Try to recreate the model and load the state_dict. As the warning already show, it seems that the source code was modified, such that the restored model might not work properly anymore.

Once these warning are gone, feel free to update this topic in case you encounter further errors.

Thank you for the support on this. I’ve managed to get rid of the errors above, and I have succeeded in running the trace on the loaded module. However, I now get an error when trying to save the model.

I tried 2 approaches, one in which I loaded the default model with pretrained weights, and one where I load in the necessary module for my custom trained model. The error is the same with both.

odom_detect.save(“odom_detect_traced.pt”)

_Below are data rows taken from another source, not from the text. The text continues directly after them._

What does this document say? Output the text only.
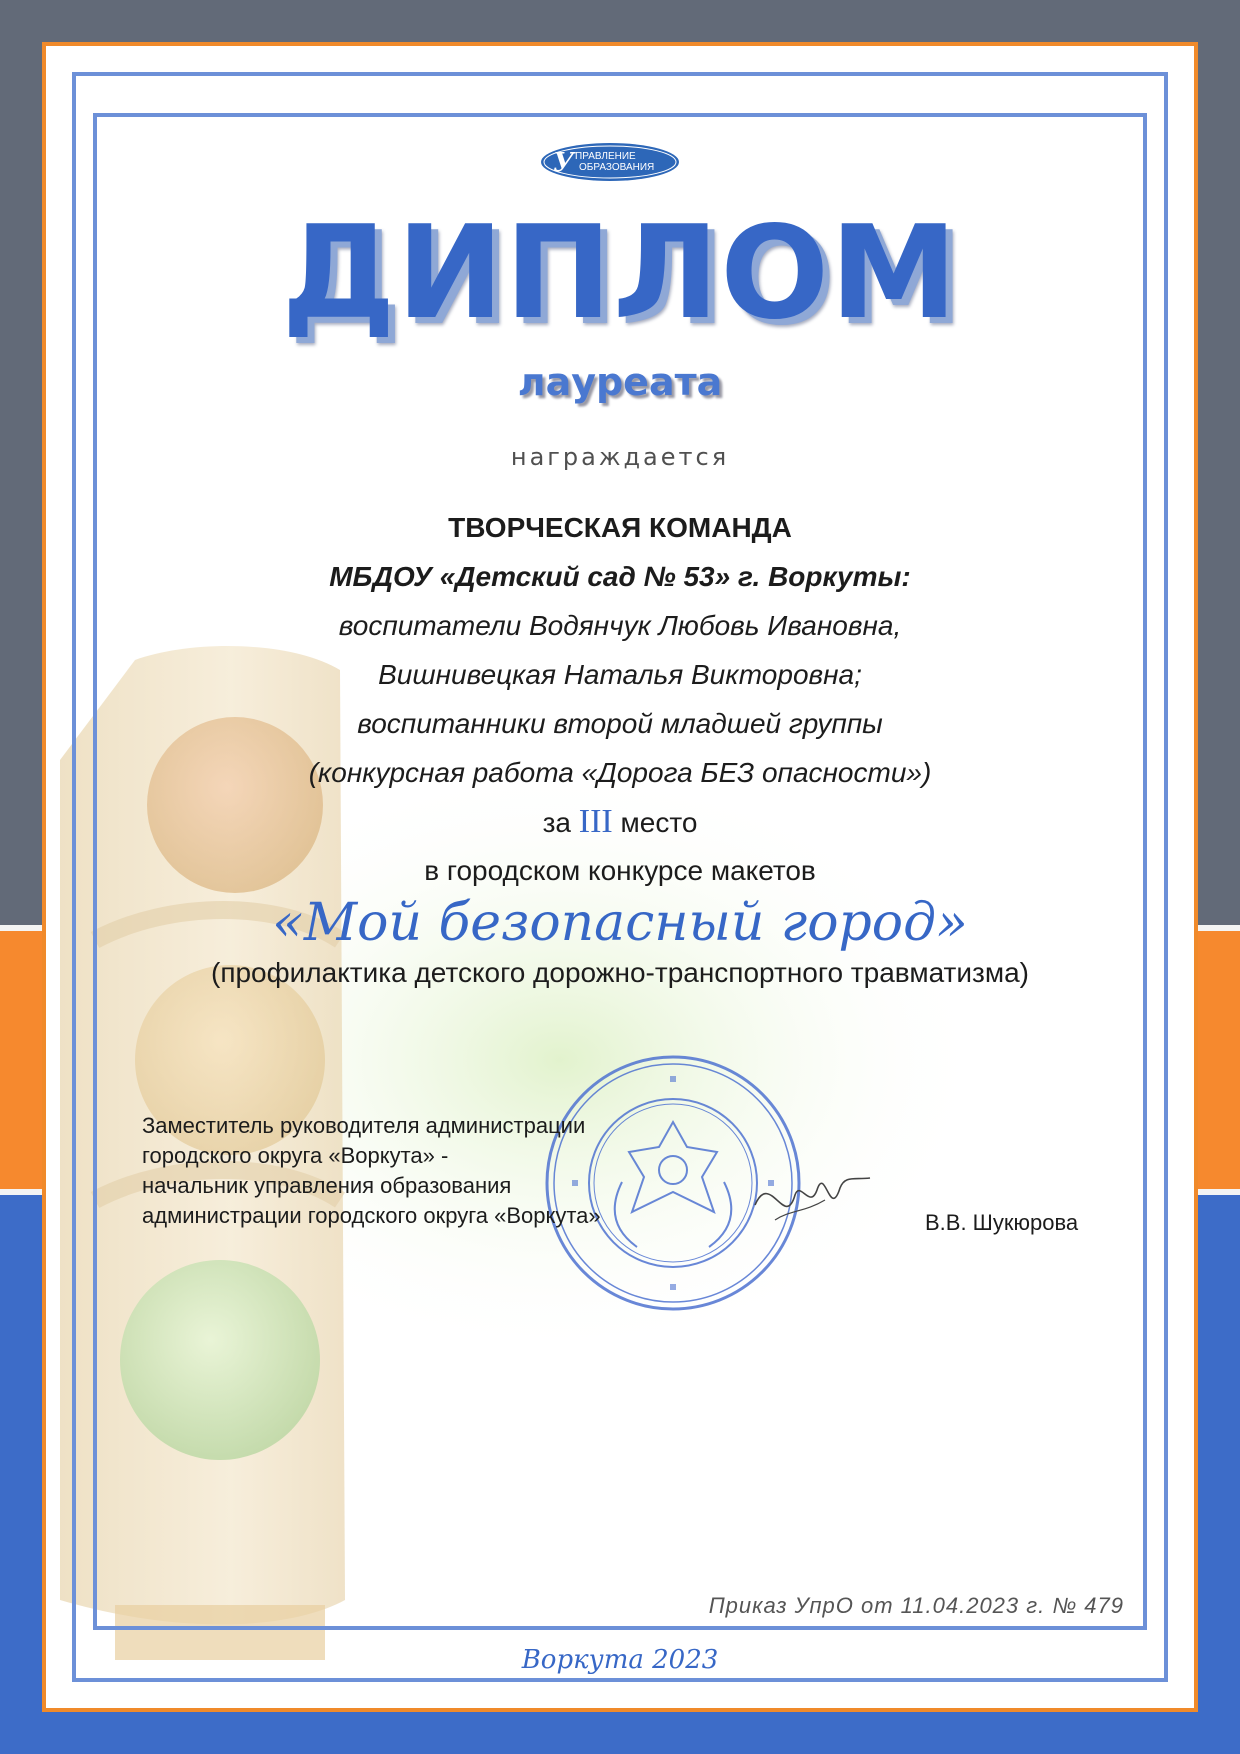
У ПРАВЛЕНИЕ
ОБРАЗОВАНИЯ
ДИПЛОМ
лауреата
награждается
ТВОРЧЕСКАЯ КОМАНДА
МБДОУ «Детский сад № 53» г. Воркуты:
воспитатели Водянчук Любовь Ивановна,
Вишнивецкая Наталья Викторовна;
воспитанники второй младшей группы
(конкурсная работа «Дорога БЕЗ опасности»)
за III место
в городском конкурсе макетов
«Мой безопасный город»
(профилактика детского дорожно-транспортного травматизма)
Заместитель руководителя администрации
городского округа «Воркута» -
начальник управления образования
администрации городского округа «Воркута»	В.В. Шукюрова
Приказ УпрО от 11.04.2023 г. № 479
Воркута 2023
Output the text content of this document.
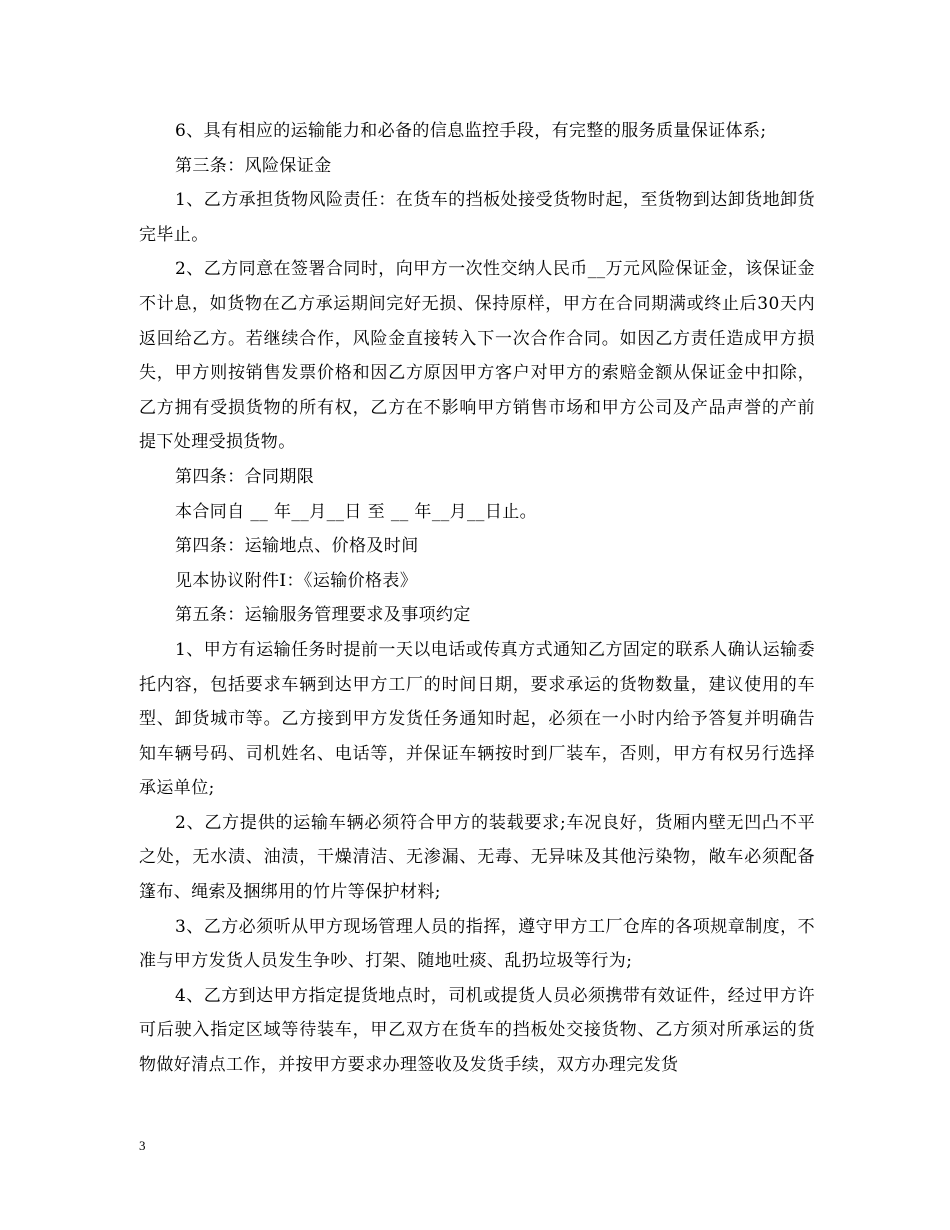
6、具有相应的运输能力和必备的信息监控手段，有完整的服务质量保证体系;

第三条：风险保证金

1、乙方承担货物风险责任：在货车的挡板处接受货物时起，至货物到达卸货地卸货完毕止。

2、乙方同意在签署合同时，向甲方一次性交纳人民币__万元风险保证金，该保证金不计息，如货物在乙方承运期间完好无损、保持原样，甲方在合同期满或终止后30天内返回给乙方。若继续合作，风险金直接转入下一次合作合同。如因乙方责任造成甲方损失，甲方则按销售发票价格和因乙方原因甲方客户对甲方的索赔金额从保证金中扣除，乙方拥有受损货物的所有权，乙方在不影响甲方销售市场和甲方公司及产品声誉的产前提下处理受损货物。

第四条：合同期限

本合同自 __ 年__月__日 至 __ 年__月__日止。

第四条：运输地点、价格及时间

见本协议附件I：《运输价格表》

第五条：运输服务管理要求及事项约定

1、甲方有运输任务时提前一天以电话或传真方式通知乙方固定的联系人确认运输委托内容，包括要求车辆到达甲方工厂的时间日期，要求承运的货物数量，建议使用的车型、卸货城市等。乙方接到甲方发货任务通知时起，必须在一小时内给予答复并明确告知车辆号码、司机姓名、电话等，并保证车辆按时到厂装车，否则，甲方有权另行选择承运单位;

2、乙方提供的运输车辆必须符合甲方的装载要求;车况良好，货厢内壁无凹凸不平之处，无水渍、油渍，干燥清洁、无渗漏、无毒、无异味及其他污染物，敞车必须配备篷布、绳索及捆绑用的竹片等保护材料;

3、乙方必须听从甲方现场管理人员的指挥，遵守甲方工厂仓库的各项规章制度，不准与甲方发货人员发生争吵、打架、随地吐痰、乱扔垃圾等行为;

4、乙方到达甲方指定提货地点时，司机或提货人员必须携带有效证件，经过甲方许可后驶入指定区域等待装车，甲乙双方在货车的挡板处交接货物、乙方须对所承运的货物做好清点工作，并按甲方要求办理签收及发货手续，双方办理完发货

3
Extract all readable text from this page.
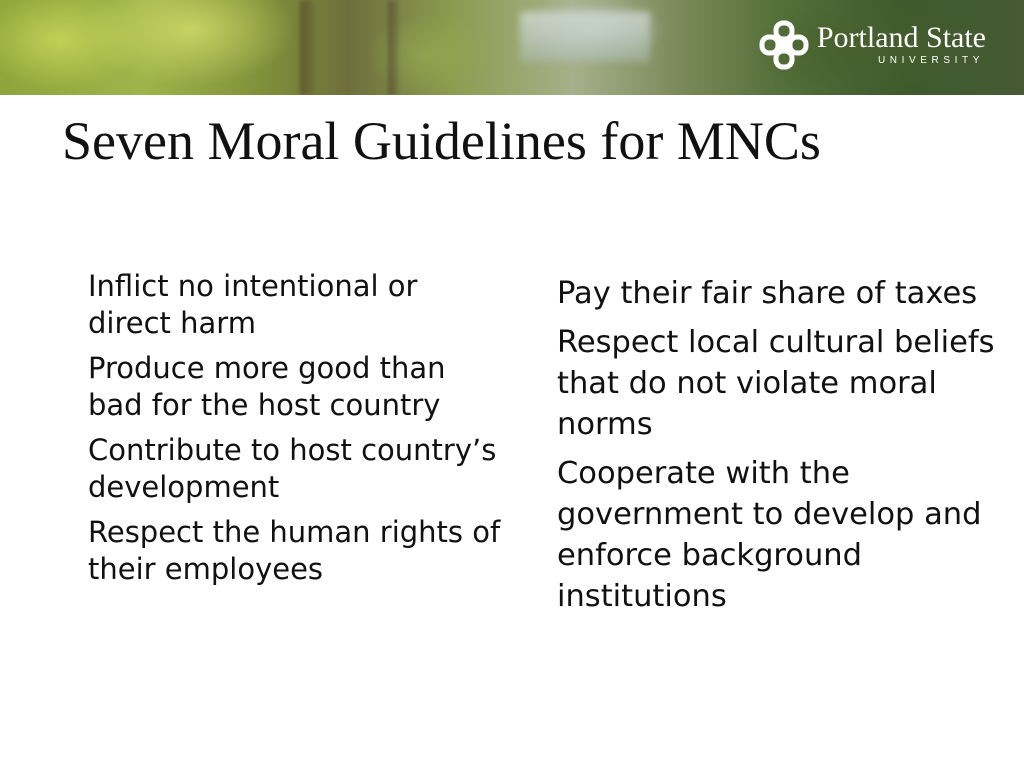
Portland State
UNIVERSITY
Seven Moral Guidelines for MNCs
Inflict no intentional or direct harm
Produce more good than bad for the host country
Contribute to host country’s development
Respect the human rights of their employees
Pay their fair share of taxes
Respect local cultural beliefs that do not violate moral norms
Cooperate with the government to develop and enforce background institutions
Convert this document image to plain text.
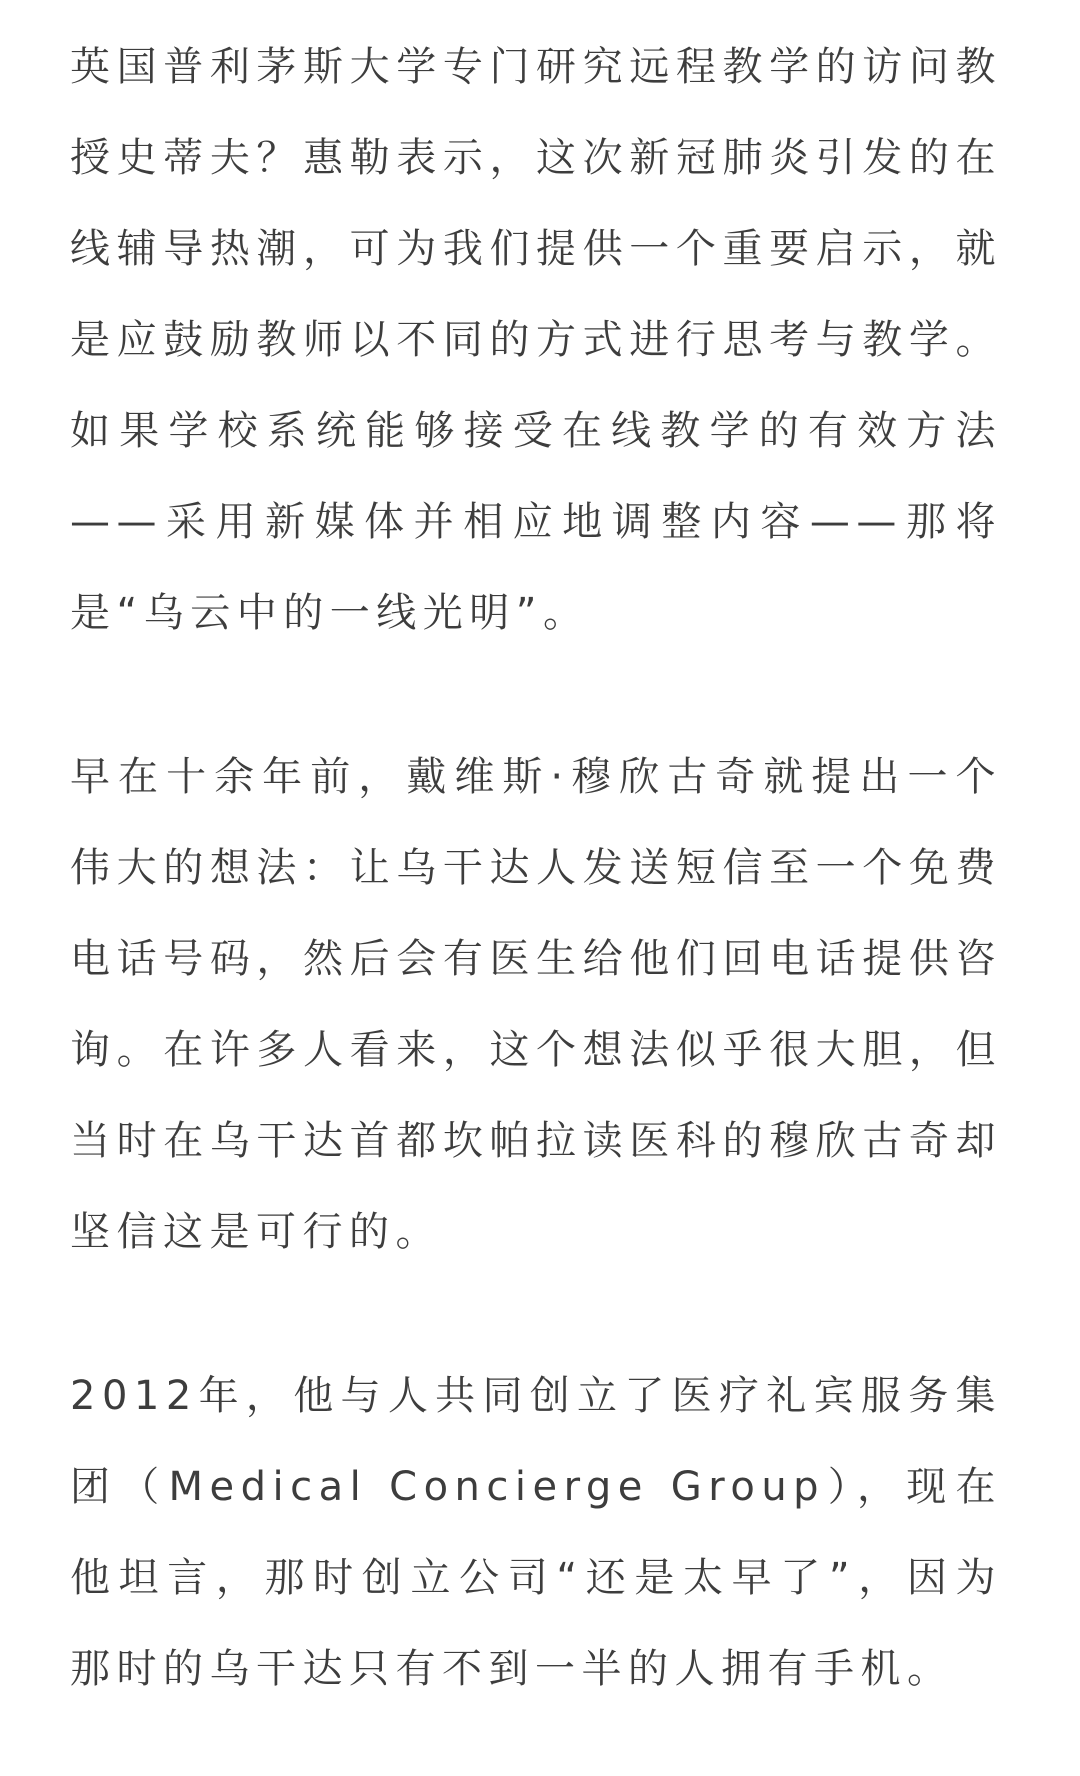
英国普利茅斯大学专门研究远程教学的访问教授史蒂夫？惠勒表示，这次新冠肺炎引发的在线辅导热潮，可为我们提供一个重要启示，就是应鼓励教师以不同的方式进行思考与教学。如果学校系统能够接受在线教学的有效方法——采用新媒体并相应地调整内容——那将是“乌云中的一线光明”。

早在十余年前，戴维斯·穆欣古奇就提出一个伟大的想法：让乌干达人发送短信至一个免费电话号码，然后会有医生给他们回电话提供咨询。在许多人看来，这个想法似乎很大胆，但当时在乌干达首都坎帕拉读医科的穆欣古奇却坚信这是可行的。

2012年，他与人共同创立了医疗礼宾服务集团（Medical Concierge Group），现在他坦言，那时创立公司“还是太早了”，因为那时的乌干达只有不到一半的人拥有手机。
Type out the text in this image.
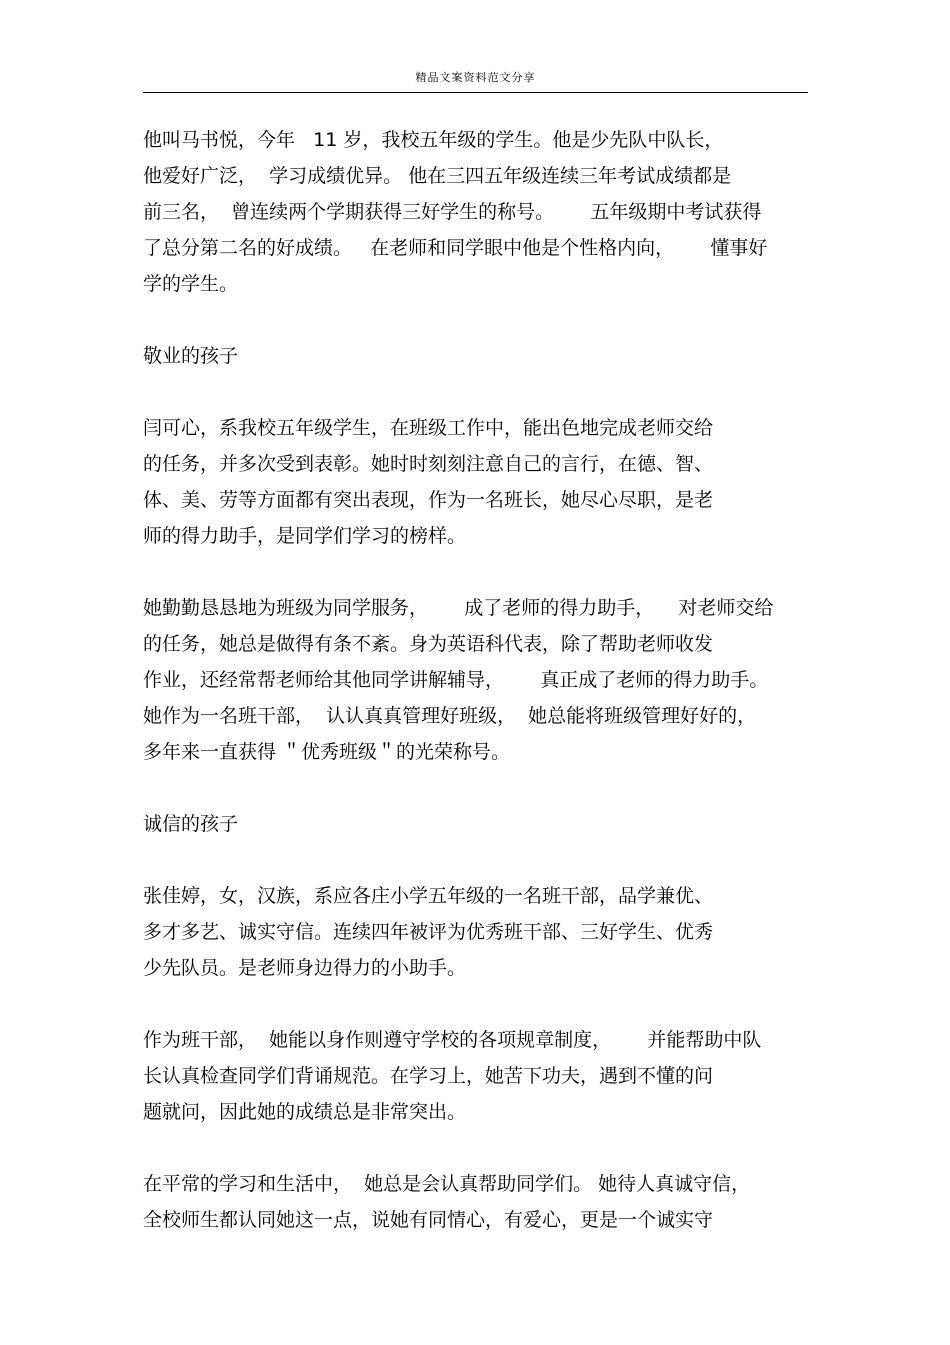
精品文案资料范文分享
他叫马书悦，今年   11 岁，我校五年级的学生。他是少先队中队长，
他爱好广泛，  学习成绩优异。 他在三四五年级连续三年考试成绩都是
前三名，  曾连续两个学期获得三好学生的称号。      五年级期中考试获得
了总分第二名的好成绩。   在老师和同学眼中他是个性格内向，      懂事好
学的学生。
敬业的孩子
闫可心，系我校五年级学生，在班级工作中，能出色地完成老师交给
的任务，并多次受到表彰。她时时刻刻注意自己的言行，在德、智、
体、美、劳等方面都有突出表现，作为一名班长，她尽心尽职，是老
师的得力助手，是同学们学习的榜样。
她勤勤恳恳地为班级为同学服务，      成了老师的得力助手，    对老师交给
的任务，她总是做得有条不紊。身为英语科代表，除了帮助老师收发
作业，还经常帮老师给其他同学讲解辅导，      真正成了老师的得力助手。
她作为一名班干部，  认认真真管理好班级，  她总能将班级管理好好的，
多年来一直获得 ＂优秀班级＂的光荣称号。
诚信的孩子
张佳婷，女，汉族，系应各庄小学五年级的一名班干部，品学兼优、
多才多艺、诚实守信。连续四年被评为优秀班干部、三好学生、优秀
少先队员。是老师身边得力的小助手。
作为班干部，  她能以身作则遵守学校的各项规章制度，      并能帮助中队
长认真检查同学们背诵规范。在学习上，她苦下功夫，遇到不懂的问
题就问，因此她的成绩总是非常突出。
在平常的学习和生活中，  她总是会认真帮助同学们。 她待人真诚守信，
全校师生都认同她这一点，说她有同情心，有爱心，更是一个诚实守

Traceback (most recent call last):
File “”, line 1, in
File “/home/benjamin/.local/lib/python3.6/site-packages/torch/jit/init.py”, line 1648, in save
return self._c.save(*args, **kwargs)
RuntimeError:
Could not export Python function call ‘SwishImplementation’. Remove calls to Python functions before export. Did you forget add @script or c annotation? If this is a nn.ModuleList, add it to constants:
/home/benjamin/.local/lib/python3.6/site-packages/efficientnet_pytorch/utils.py(52): forward
/home/benjamin/.local/lib/python3.6/site-packages/torch/nn/modules/module.py(534): _slow_forward
/home/benjamin/.local/lib/python3.6/site-packages/torch/nn/modules/module.py(548): call
/home/benjamin/.local/lib/python3.6/site-packages/efficientnet_pytorch/model.py(78): forward
/home/benjamin/.local/lib/python3.6/site-packages/torch/nn/modules/module.py(534): _slow_forward
/home/benjamin/.local/lib/python3.6/site-packages/torch/nn/modules/module.py(548): call
/home/benjamin/imagelift/opencv-text-recognition/src/model.py(193): forward
/home/benjamin/.local/lib/python3.6/site-packages/torch/nn/modules/module.py(534): _slow_forward
/home/benjamin/.local/lib/python3.6/site-packages/torch/nn/modules/module.py(548): call
/home/benjamin/imagelift/opencv-text-recognition/src/model.py(258): forward
/home/benjamin/.local/lib/python3.6/site-packages/torch/nn/modules/module.py(534): _slow_forward
/home/benjamin/.local/lib/python3.6/site-packages/torch/nn/modules/module.py(548): call
/home/benjamin/.local/lib/python3.6/site-packages/torch/jit/init.py(1027): trace_module
/home/benjamin/.local/lib/python3.6/site-packages/torch/jit/init.py(875): trace
(1):

I have tried adding script methods “@torch.jit.script_method” to many of my forward functions, but I am not sure how deep it is possible for me to go with this, and if it will end up working or not.

Could you post the definition of SwichImplementation? It seems that some Python calls are using inside this method, which cannot be exported.
One workaround would be to split the method into a “Python method” and an exportable method using @torch.jit.ignore.